In [1]:
import pandas as pd

# TEOTIL3: Tidy annual data

## Part 2: Small wastewater

This notebooks estimates inflows and outflow of nutrients from "small" wastewater sites (<50 p.e.) based on population data provided by Gisle Berge at SSB.

## Workflow overview

 1. Gisle provides a dataset with the number of people in each kommune connected to each type of "small" wastewater treatment plant.
    
 2. Inflows are estimated by multiplying the number of people by typical discharges per person in g/pers/day. Default values used by the model are [here](https://github.com/NIVANorge/teotil3/blob/main/data/nutrient_discharges_per_person.csv)).
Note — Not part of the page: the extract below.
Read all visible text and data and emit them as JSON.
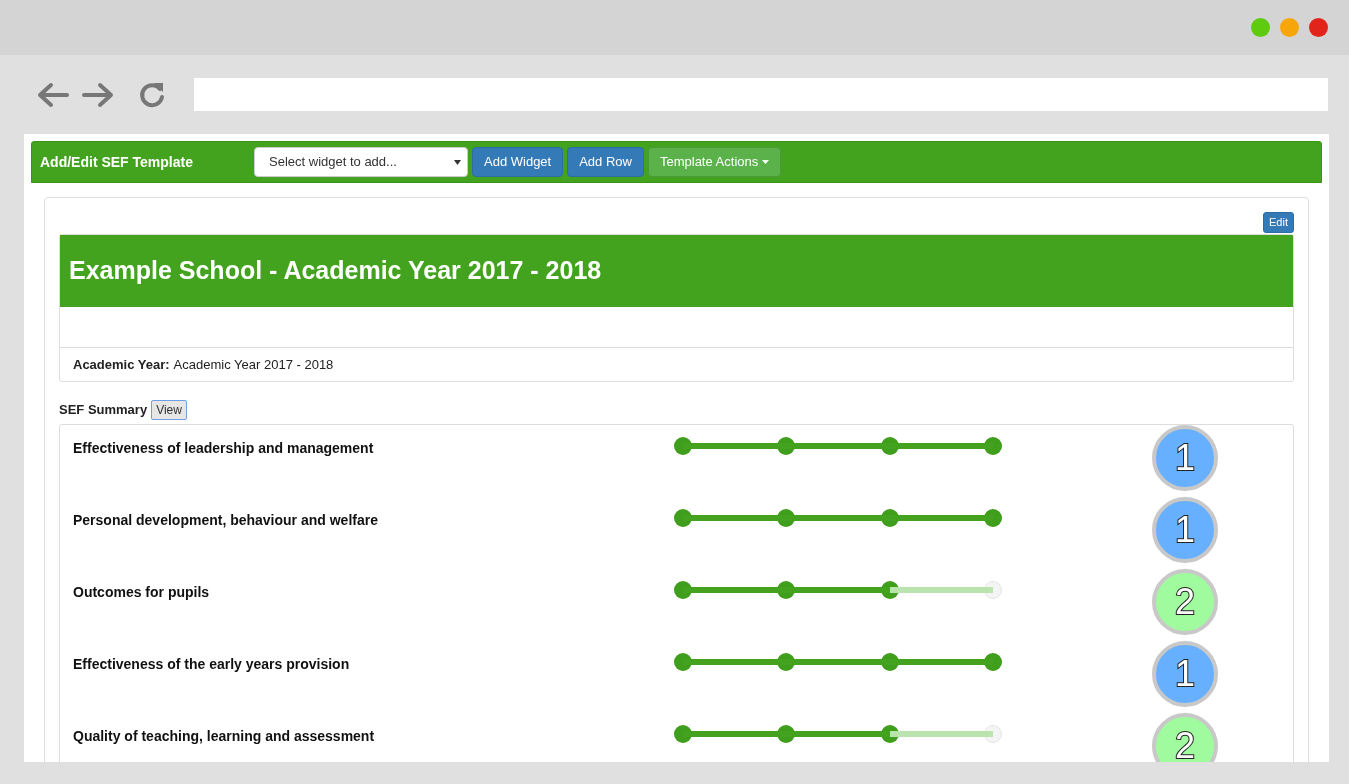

 3. Outflows are estimated by assuming typical treatment efficiencies for each type of site, based on [this report](https://nibio.brage.unit.no/nibio-xmlui/handle/11250/3183748) from NIBIO.

 4. Annual input files are saved to Excel.

In [2]:
# Final year for which emissions will be estimated
final_year = 2023

# Raw datasets to use i.e.
# /home/jovyan/shared/common/teotil3/point_data/raw_data_delivered_{deliv_year}
deliv_year = 2024

## 1. Default discharges per person

The default values come from a [book published by Norsk Vann](https://va-kompetanse.no/butikk/laerebok-i-vann-og-avlopsteknikk/). See e-mail from Gisle received 27.03.2025 for a screenshot of the relevant page.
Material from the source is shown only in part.